On July 25, a Florida judge for the Eleventh Judicial Circuit dismissed criminal charges against an individual engaged in the business of selling bitcoin. Florida v. Espinoza, No. F14-2923 (Fl. Cir. Ct. July 26, 2016). The defendant conducted various bitcoin transactions with an undercover detective. The State of Florida had charged the individual with one count of unlawfully engaging in business as a money services business in violation of § 560.125(5)(a), Fla. Stat. and two counts of money laundering, in violation of § 896.101(5)(a) and (5)(b), Fla. Stat. The State later amended its filing to include charges of unlawfully operating as a “payment instrument seller” in violation of § 560.103(29), Fla. Stat. The judge dismissed the money-transmission-related charges, reasoning that (i) under the plain meaning of § 560.125(5)(a), a “money transmitter” would operate in a similar manner as a middleman in a financial transaction; and (ii) case law “requires that a fee must be charged to meet all the elements of being a money transmitter business.” The defendant, according to the judge, was not a middleman, but rather a seller.
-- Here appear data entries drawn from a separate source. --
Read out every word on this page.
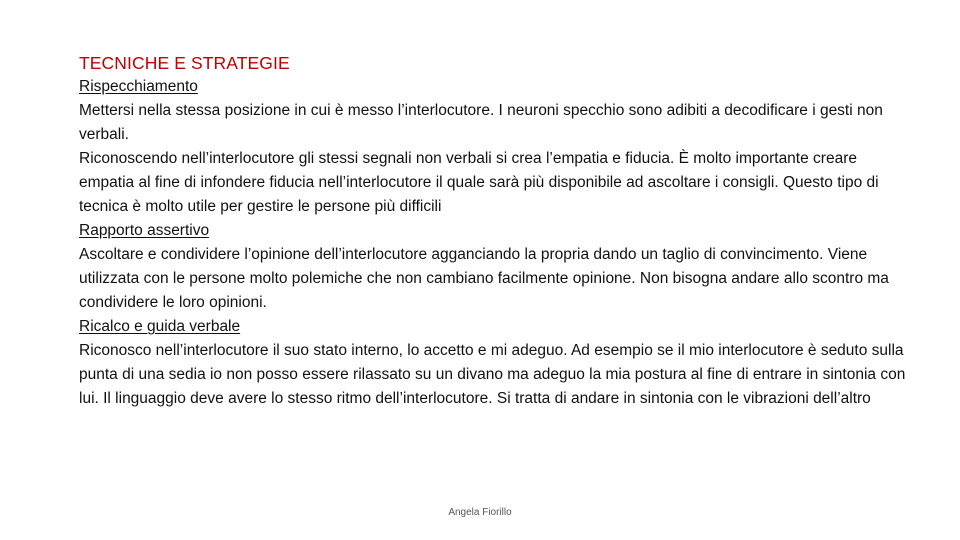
TECNICHE E STRATEGIE

Rispecchiamento

Mettersi nella stessa posizione in cui è messo l’interlocutore. I neuroni specchio sono adibiti a decodificare i gesti non verbali.

Riconoscendo nell’interlocutore gli stessi segnali non verbali si crea l’empatia e fiducia. È molto importante creare empatia al fine di infondere fiducia nell’interlocutore il quale sarà più disponibile ad ascoltare i consigli. Questo tipo di tecnica è molto utile per gestire le persone più difficili

Rapporto assertivo

Ascoltare e condividere l’opinione dell’interlocutore agganciando la propria dando un taglio di convincimento. Viene utilizzata con le persone molto polemiche che non cambiano facilmente opinione. Non bisogna andare allo scontro ma condividere le loro opinioni.

Ricalco e guida verbale

Riconosco nell’interlocutore il suo stato interno, lo accetto e mi adeguo. Ad esempio se il mio interlocutore è seduto sulla punta di una sedia io non posso essere rilassato su un divano ma adeguo la mia postura al fine di entrare in sintonia con lui. Il linguaggio deve avere lo stesso ritmo dell’interlocutore. Si tratta di andare in sintonia con le vibrazioni dell’altro

Angela Fiorillo
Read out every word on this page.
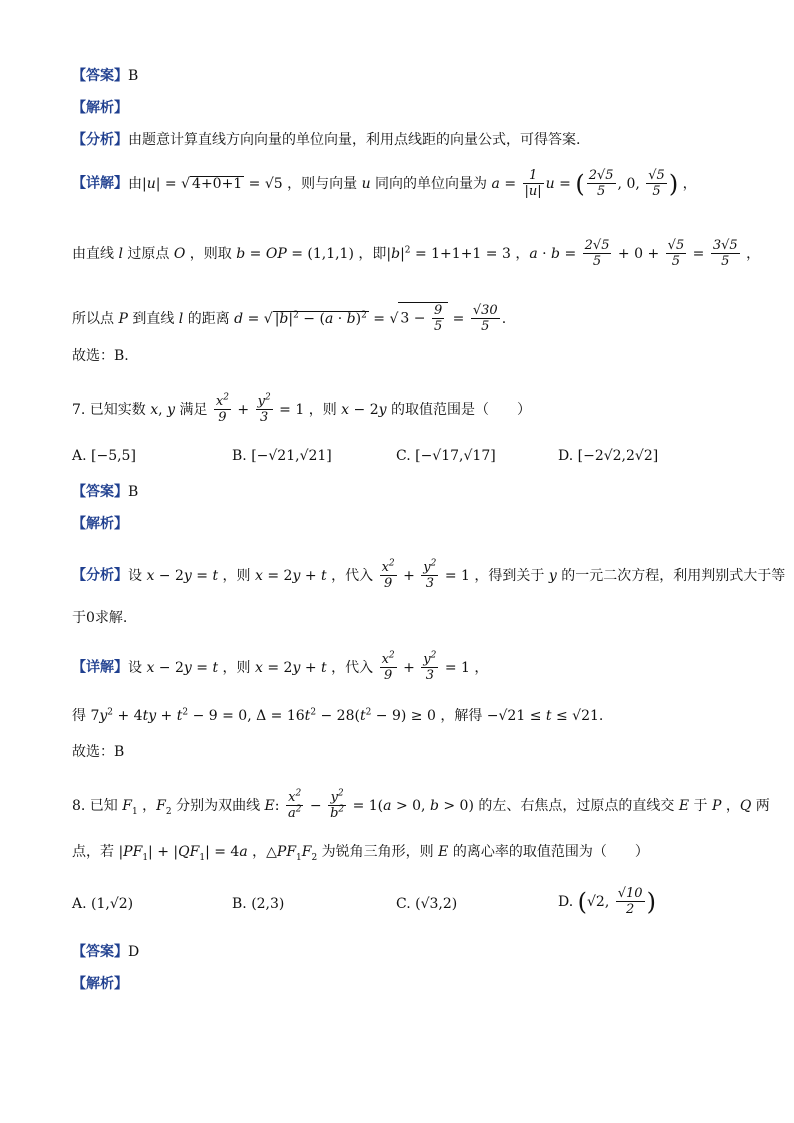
【答案】B
【解析】
【分析】由题意计算直线方向向量的单位向量，利用点线距的向量公式，可得答案.
【详解】由|u| = √ 4+0+1 = √5 ，则与向量 u 同向的单位向量为 $a = \frac{1}{|u|}$ u = ( $\frac{2√5}{5}$ , 0, $\frac{√5}{5}$ ) ，
由直线 l 过原点 O ，则取 b = OP = (1,1,1) ，即$|b|^2 = 1+1+1 = 3$ ，$a \cdot b = \frac{2√5}{5} + 0 + \frac{√5}{5} = \frac{3√5}{5}$ ，
所以点 P 到直线 l 的距离 d = √ $|b|^2 - (a \cdot b)^2$ = √ $3 - \frac{9}{5} = \frac{√30}{5}$ .
故选：B.
7. 已知实数 x, y 满足 $\frac{x^2}{9} + \frac{y^2}{3} = 1$ ，则 x − 2y 的取值范围是（　　）
A. [−5,5]	B. [−√21,√21]	C. [−√17,√17]	D. [−2√2,2√2]
【答案】B
【解析】
【分析】设 x − 2y = t ，则 x = 2y + t ，代入 $\frac{x^2}{9} + \frac{y^2}{3} = 1$ ，得到关于 y 的一元二次方程，利用判别式大于等
于0求解.
【详解】设 x − 2y = t ，则 x = 2y + t ，代入 $\frac{x^2}{9} + \frac{y^2}{3} = 1$ ，
得 $7y^2 + 4ty + t^2 - 9 = 0$, $\Delta = 16t^2 - 28(t^2 - 9) \ge 0$ ，解得 −√21 ≤ t ≤ √21.
故选：B
8. 已知 $F_1$ ，$F_2$ 分别为双曲线 E: $\frac{x^2}{a^2} - \frac{y^2}{b^2} = 1(a > 0$, b > 0) 的左、右焦点，过原点的直线交 E 于 P ，Q 两
点，若 $|PF_1| + |QF_1| = 4a$ ，$\triangle PF_1F_2$ 为锐角三角形，则 E 的离心率的取值范围为（　　）
A. (1,√2)	B. (2,3)	C. (√3,2)	D. (√2, $\frac{√10}{2}$ )
【答案】D
【解析】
The judge further noted that the “difference in the price he purchased the Bitcoin for and what he sold it for is the difference between cost and expenses, the widely accepted definition of profit.” The judge also found that the defendant was not a “payment instrument seller” because bitcoin is not a payment instrument. The judge stated that “[b]itcoin has a long way to go before it is the equivalent of money,” and that “attempting to fit the sale of Bitcoin into a statutory scheme regulating money services businesses is like fitting a square peg in a round hole.” The judge further dismissed the counts of money laundering, ultimately concluding that “[w]ithout legislative action geared towards a much needed updated to the particular language within [the relevant statutes], this Court finds that there is insufficient evidence as a matter of law that this Defendant committed any of the crimes as charged, and is, therefore, compelled to grant Defendant’s Motion to Dismiss as to Counts II and III.”
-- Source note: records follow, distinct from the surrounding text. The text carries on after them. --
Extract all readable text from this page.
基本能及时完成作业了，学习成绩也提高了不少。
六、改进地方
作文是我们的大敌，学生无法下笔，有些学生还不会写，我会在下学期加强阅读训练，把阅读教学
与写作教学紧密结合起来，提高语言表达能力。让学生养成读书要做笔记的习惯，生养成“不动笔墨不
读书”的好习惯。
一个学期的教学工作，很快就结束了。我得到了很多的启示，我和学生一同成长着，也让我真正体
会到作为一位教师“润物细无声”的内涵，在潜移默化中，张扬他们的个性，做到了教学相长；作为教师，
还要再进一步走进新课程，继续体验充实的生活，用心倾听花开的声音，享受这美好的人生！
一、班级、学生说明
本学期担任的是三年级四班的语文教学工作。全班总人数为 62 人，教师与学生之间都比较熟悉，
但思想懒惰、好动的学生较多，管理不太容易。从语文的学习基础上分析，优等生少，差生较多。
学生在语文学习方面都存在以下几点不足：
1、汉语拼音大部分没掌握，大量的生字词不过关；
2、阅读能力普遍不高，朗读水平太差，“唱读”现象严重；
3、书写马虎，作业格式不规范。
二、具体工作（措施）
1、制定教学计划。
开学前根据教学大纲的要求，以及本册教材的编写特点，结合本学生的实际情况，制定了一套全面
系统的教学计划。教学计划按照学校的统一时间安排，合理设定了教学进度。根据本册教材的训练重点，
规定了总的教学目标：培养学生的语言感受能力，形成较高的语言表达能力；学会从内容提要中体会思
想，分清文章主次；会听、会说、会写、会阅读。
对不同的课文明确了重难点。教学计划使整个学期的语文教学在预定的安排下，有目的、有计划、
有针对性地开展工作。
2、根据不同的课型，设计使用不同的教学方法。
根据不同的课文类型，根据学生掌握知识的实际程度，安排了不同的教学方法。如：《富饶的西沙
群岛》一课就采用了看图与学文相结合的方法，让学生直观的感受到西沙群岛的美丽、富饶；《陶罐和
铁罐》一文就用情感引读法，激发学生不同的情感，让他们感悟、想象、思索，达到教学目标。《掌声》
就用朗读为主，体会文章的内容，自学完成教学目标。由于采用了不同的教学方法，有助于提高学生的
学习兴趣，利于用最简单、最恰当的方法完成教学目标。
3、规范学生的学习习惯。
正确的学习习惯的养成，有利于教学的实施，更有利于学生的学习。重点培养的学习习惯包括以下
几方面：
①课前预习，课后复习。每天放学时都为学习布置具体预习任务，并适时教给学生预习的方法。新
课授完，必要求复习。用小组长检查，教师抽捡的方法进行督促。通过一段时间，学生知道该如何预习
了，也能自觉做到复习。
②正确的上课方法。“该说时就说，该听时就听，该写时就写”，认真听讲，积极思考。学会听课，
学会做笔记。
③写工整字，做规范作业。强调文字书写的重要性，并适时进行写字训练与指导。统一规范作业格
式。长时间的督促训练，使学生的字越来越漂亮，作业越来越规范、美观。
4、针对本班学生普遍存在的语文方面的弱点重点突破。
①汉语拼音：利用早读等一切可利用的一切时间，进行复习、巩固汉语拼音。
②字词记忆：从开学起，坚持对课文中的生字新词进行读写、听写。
On June 30, North Carolina Governor Pat McCrory signed into law House Bill 289, submitted at the request of the Office of the North Carolina Commissioner of Banks (Commissioner).The Act, which enacts the newly revised North Carolina Money Transmitters Act, subjects certain virtual currency activities to licensure, as well as clarifies that the Act applies to activities that are for personal, family, or household purposes. Applicants seeking licensure must do so via the Nationwide Multistate Licensing System (NMLS) and in accordance with requirements set forth by the Commissioner. Regarding licensure, the “Commissioner has the discretion to require the applicant obtain additional insurance coverage to address related cybersecurity risks inherent in the applicant’s business model as it relates to virtual currency transmission and to the extent such risks are not within the scope of the required surety bond.” The Act purports to be effective as of October 1, 2015.
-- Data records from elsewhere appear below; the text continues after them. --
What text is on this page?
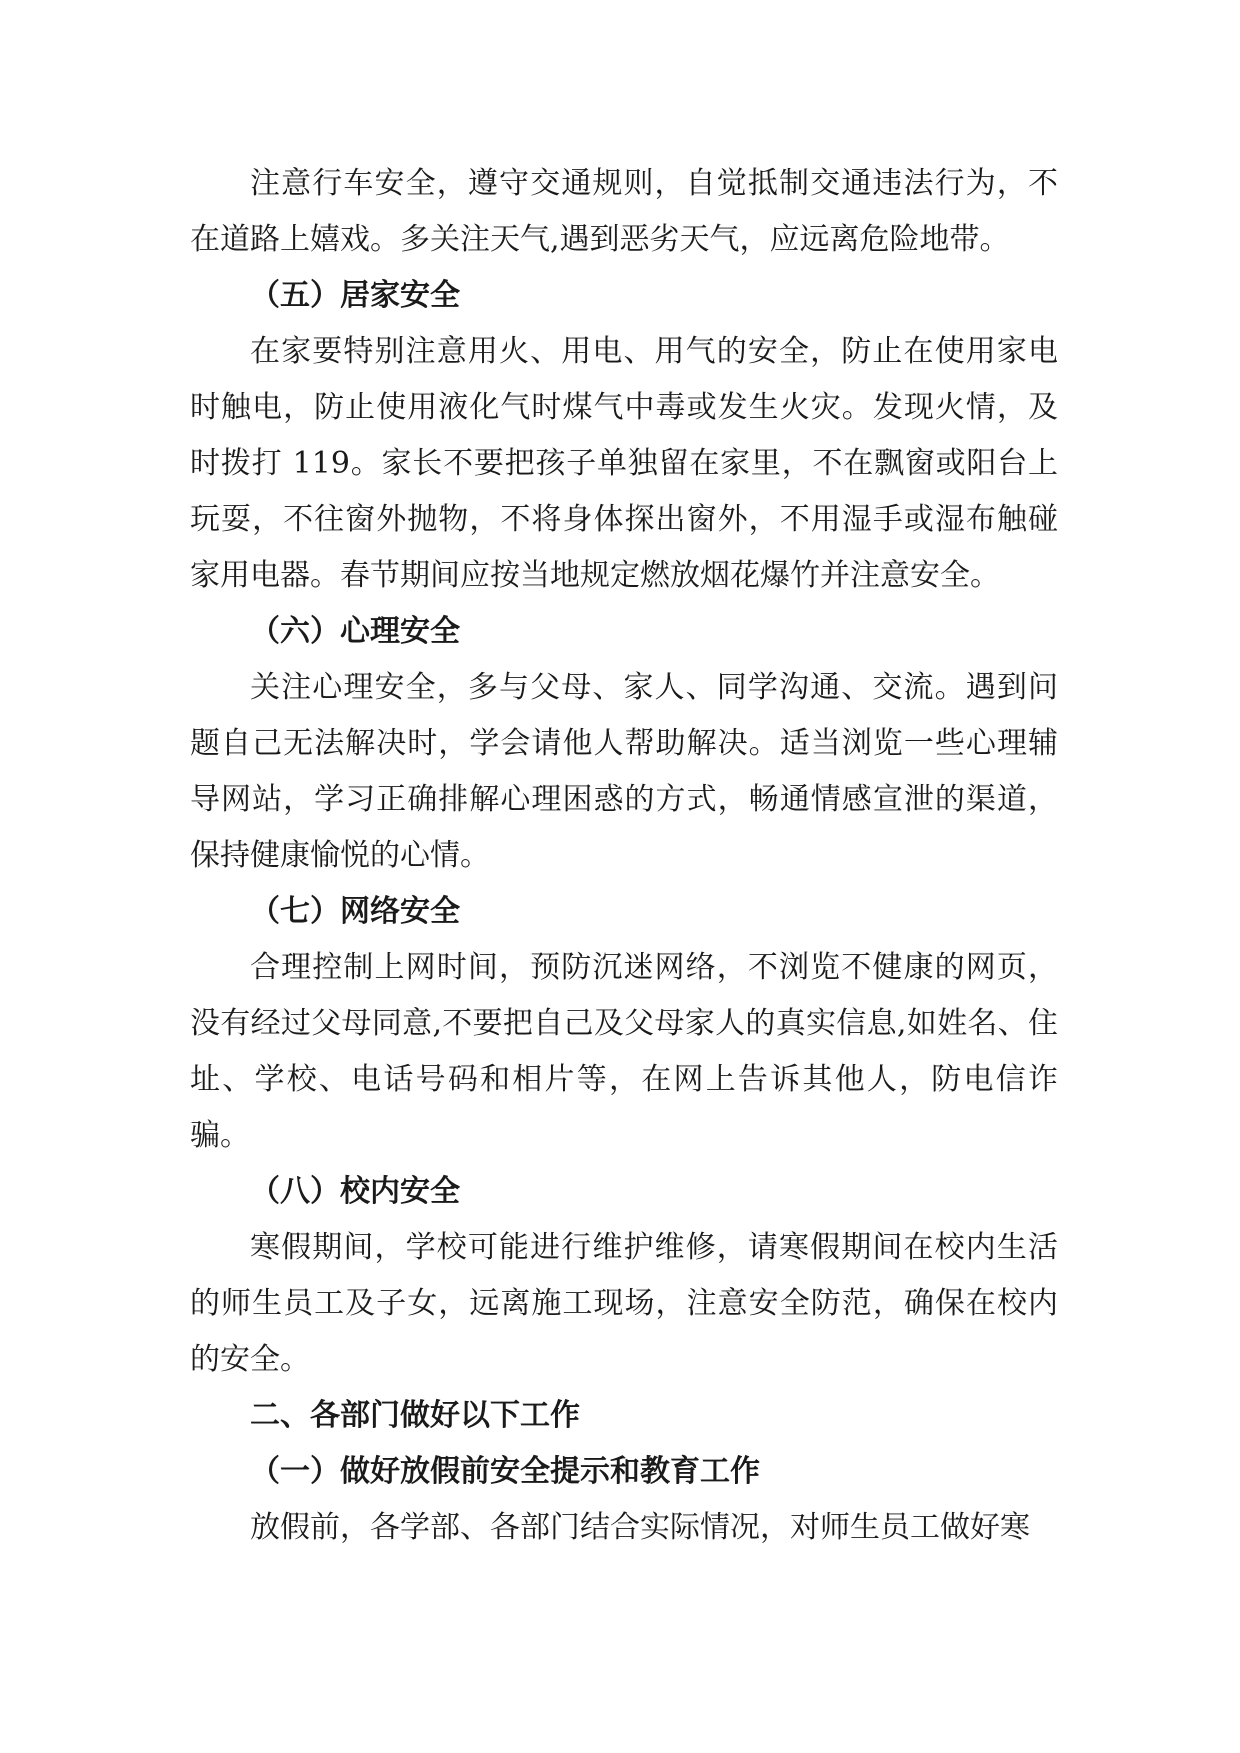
注意行车安全，遵守交通规则，自觉抵制交通违法行为，不在道路上嬉戏。多关注天气,遇到恶劣天气，应远离危险地带。

（五）居家安全

在家要特别注意用火、用电、用气的安全，防止在使用家电时触电，防止使用液化气时煤气中毒或发生火灾。发现火情，及时拨打 119。家长不要把孩子单独留在家里，不在飘窗或阳台上玩耍，不往窗外抛物，不将身体探出窗外，不用湿手或湿布触碰家用电器。春节期间应按当地规定燃放烟花爆竹并注意安全。

（六）心理安全

关注心理安全，多与父母、家人、同学沟通、交流。遇到问题自己无法解决时，学会请他人帮助解决。适当浏览一些心理辅导网站，学习正确排解心理困惑的方式，畅通情感宣泄的渠道，保持健康愉悦的心情。

（七）网络安全

合理控制上网时间，预防沉迷网络，不浏览不健康的网页，没有经过父母同意,不要把自己及父母家人的真实信息,如姓名、住址、学校、电话号码和相片等，在网上告诉其他人，防电信诈骗。

（八）校内安全

寒假期间，学校可能进行维护维修，请寒假期间在校内生活的师生员工及子女，远离施工现场，注意安全防范，确保在校内的安全。

二、各部门做好以下工作

（一）做好放假前安全提示和教育工作

放假前，各学部、各部门结合实际情况，对师生员工做好寒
On June 13, the NYDFS announced that it approved XRP II, LLC’s application for a virtual currency license. Before approving the company’s August 2015 application, NYDFS conducted a “rigorous review” of the company’s anti-money laundering, capitalization, consumer protection, and cybersecurity standards. To date, NYDFS has received 26 BitLicense applications; two companies, including this one, have been approved for BitLicenses and two have received state trust charters. NYDFS further noted that it recently denied two applications for a virtual currency license; the companies in receipt of the denial letters were ordered to stop any New York operations.